Some patients with soft-tissue sarcoma (STS) report a history of injury at the site of their tumor. Although this phenomenon is widely reported, there are relatively few experimental systems that have directly assessed the role of injury in sarcoma formation. We recently described a mouse model of STS whereby p53 is deleted and oncogenic Kras is activated in muscle satellite cells via a Pax7(CreER) driver following intraperitoneal injection with tamoxifen. Here, we report that after systemic injection of tamoxifen, the vast majority of Pax7-expressing cells remain quiescent despite mutation of p53 and Kras. The fate of these muscle progenitors is dramatically altered by tissue injury, which leads to faster kinetics of sarcoma formation. In adult muscle, quiescent satellite cells will transition into an active state in response to hepatocyte growth factor (HGF). We show that modulating satellite cell quiescence via intramuscular injection of HGF increases the penetrance of sarcoma formation at the site of injection, which is dependent on its cognate receptor c-MET. Unexpectedly, the tumor-promoting effect of tissue injury also requires c-Met. These results reveal a mechanism by which HGF/c-MET signaling promotes tumor formation after tissue injury in a mouse model of primary STS, and they may explain why some patients develop a STS at the site of injury.

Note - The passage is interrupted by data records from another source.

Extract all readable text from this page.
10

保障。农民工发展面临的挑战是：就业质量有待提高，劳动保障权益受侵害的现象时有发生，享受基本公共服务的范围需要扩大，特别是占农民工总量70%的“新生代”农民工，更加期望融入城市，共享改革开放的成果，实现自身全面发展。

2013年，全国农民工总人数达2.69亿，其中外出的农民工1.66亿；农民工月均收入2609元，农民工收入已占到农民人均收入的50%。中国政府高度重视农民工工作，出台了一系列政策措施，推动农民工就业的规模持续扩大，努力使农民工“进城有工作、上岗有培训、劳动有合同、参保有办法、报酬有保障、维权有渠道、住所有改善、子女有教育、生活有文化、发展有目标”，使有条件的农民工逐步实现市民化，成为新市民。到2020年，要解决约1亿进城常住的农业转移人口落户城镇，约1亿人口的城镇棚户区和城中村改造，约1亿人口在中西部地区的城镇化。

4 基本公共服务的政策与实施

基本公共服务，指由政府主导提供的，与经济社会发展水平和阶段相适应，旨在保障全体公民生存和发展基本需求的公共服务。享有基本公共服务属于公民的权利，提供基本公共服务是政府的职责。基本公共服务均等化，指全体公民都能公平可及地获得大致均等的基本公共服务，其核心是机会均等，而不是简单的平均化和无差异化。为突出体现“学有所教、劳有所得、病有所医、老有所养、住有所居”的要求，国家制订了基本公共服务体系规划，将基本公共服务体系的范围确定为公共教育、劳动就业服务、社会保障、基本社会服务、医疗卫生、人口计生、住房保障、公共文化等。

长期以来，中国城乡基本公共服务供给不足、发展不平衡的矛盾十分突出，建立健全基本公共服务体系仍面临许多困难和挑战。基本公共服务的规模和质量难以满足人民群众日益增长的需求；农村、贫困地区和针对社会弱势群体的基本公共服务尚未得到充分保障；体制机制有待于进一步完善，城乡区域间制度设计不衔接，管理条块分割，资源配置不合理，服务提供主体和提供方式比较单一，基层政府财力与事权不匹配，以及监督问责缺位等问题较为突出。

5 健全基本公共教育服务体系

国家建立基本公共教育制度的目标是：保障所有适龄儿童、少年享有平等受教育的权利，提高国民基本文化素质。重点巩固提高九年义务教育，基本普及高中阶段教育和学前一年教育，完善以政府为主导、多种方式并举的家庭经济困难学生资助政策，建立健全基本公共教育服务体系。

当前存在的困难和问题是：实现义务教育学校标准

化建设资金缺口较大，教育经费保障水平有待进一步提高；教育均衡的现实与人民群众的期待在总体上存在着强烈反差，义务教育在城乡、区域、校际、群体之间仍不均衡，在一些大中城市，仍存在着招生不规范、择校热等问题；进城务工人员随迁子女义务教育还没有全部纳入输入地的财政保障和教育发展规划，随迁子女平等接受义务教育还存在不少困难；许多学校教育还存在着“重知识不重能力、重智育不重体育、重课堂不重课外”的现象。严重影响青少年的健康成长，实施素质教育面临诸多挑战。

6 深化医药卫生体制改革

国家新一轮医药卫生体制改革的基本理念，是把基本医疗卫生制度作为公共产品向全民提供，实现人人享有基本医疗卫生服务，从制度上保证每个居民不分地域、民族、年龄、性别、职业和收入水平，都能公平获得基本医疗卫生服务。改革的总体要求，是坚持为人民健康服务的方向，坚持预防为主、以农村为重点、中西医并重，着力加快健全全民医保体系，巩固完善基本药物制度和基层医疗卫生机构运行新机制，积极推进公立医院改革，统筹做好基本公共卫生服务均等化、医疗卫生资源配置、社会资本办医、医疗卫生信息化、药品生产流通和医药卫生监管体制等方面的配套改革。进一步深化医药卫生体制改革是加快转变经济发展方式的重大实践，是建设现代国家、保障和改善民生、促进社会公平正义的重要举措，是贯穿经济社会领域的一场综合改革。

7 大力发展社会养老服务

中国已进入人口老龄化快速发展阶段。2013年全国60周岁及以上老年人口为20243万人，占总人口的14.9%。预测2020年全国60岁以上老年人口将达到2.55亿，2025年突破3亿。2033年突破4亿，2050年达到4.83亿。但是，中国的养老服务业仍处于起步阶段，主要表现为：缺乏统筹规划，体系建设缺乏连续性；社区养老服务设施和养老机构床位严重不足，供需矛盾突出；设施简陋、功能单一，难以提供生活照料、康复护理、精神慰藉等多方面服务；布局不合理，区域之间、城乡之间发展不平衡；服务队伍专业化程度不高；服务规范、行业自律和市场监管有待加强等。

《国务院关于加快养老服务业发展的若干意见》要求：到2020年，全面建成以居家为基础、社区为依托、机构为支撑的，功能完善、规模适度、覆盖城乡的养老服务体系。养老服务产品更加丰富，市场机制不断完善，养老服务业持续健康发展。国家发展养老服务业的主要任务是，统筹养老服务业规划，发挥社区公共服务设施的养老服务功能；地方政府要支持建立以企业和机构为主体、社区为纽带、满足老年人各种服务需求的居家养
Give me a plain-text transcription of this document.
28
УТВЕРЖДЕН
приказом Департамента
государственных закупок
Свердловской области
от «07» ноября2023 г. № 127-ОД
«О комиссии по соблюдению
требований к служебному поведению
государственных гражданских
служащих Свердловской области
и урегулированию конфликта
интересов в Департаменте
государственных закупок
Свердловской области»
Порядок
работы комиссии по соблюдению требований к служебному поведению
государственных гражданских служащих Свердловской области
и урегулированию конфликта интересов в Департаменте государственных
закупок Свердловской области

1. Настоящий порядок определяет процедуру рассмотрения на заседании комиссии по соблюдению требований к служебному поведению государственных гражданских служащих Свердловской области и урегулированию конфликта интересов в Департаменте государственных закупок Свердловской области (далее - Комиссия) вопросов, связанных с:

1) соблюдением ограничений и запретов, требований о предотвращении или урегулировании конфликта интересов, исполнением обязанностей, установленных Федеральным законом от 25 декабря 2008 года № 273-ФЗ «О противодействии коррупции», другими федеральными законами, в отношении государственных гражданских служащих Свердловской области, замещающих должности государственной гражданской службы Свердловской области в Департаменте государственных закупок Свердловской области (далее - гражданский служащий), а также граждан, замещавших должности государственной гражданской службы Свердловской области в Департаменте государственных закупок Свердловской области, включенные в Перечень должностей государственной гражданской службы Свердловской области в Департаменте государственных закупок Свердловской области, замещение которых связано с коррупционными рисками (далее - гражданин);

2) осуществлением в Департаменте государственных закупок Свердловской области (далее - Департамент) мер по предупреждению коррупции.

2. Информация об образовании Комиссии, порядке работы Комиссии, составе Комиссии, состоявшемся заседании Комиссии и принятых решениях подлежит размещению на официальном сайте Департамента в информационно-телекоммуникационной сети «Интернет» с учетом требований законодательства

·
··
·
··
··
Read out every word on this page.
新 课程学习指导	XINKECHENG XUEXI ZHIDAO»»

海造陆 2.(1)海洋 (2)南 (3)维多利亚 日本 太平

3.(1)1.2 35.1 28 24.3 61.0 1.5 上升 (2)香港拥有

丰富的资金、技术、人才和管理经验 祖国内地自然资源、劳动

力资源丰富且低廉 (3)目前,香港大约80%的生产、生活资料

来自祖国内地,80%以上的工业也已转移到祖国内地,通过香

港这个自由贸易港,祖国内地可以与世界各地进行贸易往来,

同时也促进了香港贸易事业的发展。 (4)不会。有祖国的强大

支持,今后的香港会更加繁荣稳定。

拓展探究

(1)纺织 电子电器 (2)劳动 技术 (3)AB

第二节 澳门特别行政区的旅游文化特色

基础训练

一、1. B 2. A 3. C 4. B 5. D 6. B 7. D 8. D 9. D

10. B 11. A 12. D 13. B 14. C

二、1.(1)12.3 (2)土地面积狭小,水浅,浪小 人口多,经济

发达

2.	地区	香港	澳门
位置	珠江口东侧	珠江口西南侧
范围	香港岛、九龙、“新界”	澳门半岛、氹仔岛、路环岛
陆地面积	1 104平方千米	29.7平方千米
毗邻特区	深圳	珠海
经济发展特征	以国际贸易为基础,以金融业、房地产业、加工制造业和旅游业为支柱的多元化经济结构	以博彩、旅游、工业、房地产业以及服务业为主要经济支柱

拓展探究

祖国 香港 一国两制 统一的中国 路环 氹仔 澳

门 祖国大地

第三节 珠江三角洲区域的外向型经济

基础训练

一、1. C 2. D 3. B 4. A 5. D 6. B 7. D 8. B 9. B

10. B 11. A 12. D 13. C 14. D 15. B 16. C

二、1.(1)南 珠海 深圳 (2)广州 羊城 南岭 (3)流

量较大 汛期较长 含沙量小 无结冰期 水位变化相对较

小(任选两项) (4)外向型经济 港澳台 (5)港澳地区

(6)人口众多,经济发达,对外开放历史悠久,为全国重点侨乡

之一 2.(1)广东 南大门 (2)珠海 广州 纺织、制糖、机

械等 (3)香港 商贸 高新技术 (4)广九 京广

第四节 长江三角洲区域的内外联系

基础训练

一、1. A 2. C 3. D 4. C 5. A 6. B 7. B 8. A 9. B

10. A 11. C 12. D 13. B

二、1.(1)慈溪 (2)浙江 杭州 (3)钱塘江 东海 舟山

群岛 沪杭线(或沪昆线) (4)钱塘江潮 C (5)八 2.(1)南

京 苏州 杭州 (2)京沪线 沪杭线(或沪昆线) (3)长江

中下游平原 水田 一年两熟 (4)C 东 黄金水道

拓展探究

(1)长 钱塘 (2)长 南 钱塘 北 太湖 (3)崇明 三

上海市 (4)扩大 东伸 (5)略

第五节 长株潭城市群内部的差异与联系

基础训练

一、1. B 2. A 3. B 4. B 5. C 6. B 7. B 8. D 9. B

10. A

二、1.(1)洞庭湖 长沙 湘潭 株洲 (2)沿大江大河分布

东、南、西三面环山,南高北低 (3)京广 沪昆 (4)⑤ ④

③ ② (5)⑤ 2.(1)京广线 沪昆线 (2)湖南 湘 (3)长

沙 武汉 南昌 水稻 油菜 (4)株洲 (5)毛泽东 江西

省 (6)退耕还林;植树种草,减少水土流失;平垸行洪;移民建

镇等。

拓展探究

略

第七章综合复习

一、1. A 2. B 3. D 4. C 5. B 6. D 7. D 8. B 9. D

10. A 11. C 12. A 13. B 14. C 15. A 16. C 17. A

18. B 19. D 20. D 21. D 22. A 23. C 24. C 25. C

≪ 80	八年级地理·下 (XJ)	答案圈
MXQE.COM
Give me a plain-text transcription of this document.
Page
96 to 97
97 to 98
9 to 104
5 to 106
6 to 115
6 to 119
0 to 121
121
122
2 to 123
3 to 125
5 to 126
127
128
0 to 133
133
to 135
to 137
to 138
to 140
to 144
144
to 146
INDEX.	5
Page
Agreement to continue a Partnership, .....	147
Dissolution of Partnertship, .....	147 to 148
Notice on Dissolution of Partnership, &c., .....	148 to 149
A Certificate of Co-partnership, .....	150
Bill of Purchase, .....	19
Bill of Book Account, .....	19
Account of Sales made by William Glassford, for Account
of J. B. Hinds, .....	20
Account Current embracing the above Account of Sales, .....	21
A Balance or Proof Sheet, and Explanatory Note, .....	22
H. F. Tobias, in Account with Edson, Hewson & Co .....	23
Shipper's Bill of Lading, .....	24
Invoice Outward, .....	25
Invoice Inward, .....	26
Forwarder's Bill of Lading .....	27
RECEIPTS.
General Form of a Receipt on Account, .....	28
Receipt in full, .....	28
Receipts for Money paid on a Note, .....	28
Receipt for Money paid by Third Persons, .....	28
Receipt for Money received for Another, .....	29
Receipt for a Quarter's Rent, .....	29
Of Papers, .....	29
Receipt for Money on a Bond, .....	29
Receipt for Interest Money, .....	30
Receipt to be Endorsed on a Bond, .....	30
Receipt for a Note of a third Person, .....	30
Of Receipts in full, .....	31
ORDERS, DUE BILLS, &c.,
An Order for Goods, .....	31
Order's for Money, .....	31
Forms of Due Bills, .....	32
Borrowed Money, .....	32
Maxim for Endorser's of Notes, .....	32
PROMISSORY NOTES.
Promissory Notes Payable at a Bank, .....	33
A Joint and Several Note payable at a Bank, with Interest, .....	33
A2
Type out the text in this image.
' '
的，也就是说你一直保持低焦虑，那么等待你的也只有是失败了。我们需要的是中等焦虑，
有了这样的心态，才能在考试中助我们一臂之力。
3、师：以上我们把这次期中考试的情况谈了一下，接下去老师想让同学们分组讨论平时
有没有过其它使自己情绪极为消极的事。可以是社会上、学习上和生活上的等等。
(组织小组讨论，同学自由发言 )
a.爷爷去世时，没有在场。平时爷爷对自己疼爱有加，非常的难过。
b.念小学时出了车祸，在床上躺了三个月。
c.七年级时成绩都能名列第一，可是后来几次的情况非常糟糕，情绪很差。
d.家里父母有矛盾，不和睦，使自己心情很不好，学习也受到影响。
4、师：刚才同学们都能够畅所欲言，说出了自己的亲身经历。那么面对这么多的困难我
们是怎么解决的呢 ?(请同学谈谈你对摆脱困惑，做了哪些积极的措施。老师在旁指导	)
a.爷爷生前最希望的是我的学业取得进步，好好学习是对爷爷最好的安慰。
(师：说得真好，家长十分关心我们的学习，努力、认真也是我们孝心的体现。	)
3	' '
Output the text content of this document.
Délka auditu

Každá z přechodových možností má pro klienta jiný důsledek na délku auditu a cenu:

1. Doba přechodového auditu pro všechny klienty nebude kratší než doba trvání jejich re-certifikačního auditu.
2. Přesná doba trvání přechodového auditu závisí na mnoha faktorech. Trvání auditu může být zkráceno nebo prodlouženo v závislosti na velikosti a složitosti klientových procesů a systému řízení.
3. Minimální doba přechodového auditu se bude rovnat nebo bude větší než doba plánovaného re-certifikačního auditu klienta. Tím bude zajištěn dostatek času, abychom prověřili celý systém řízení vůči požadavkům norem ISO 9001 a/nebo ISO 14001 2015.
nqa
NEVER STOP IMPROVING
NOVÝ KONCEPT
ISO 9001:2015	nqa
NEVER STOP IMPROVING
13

一些软组织肉瘤(STS)患者报告其肿瘤部位有受伤史。尽管这一现象被广泛报道,但直接评估损伤在肉瘤形成中作用的实验系统相对较少。我们最近描述了一种STS小鼠模型,在腹腔注射他莫昔芬后,通过Pax7(CreER)驱动在肌肉卫星细胞中删除p53并激活致癌性Kras。在此,我们报告在全身注射他莫昔芬后,尽管p53和Kras发生了突变,但绝大多数表达Pax7的细胞仍保持静止。这些肌肉祖细胞的命运因组织损伤而发生显著改变,这导致肉瘤形成的动力学加快。在成年肌肉中,静止的卫星细胞会响应肝细胞生长因子(HGF)而转变为活跃状态。我们表明,通过肌肉注射HGF调节卫星细胞的静止状态会增加注射部位肉瘤形成的发生率,这依赖于其同源受体c-MET。出乎意料的是,组织损伤的促肿瘤作用也需要c-Met。这些结果揭示了一种机制,通过该机制HGF/c-MET信号在原发性STS小鼠模型中促进组织损伤后的肿瘤形成,并且它们可能解释了为什么一些患者在受伤部位会发生STS。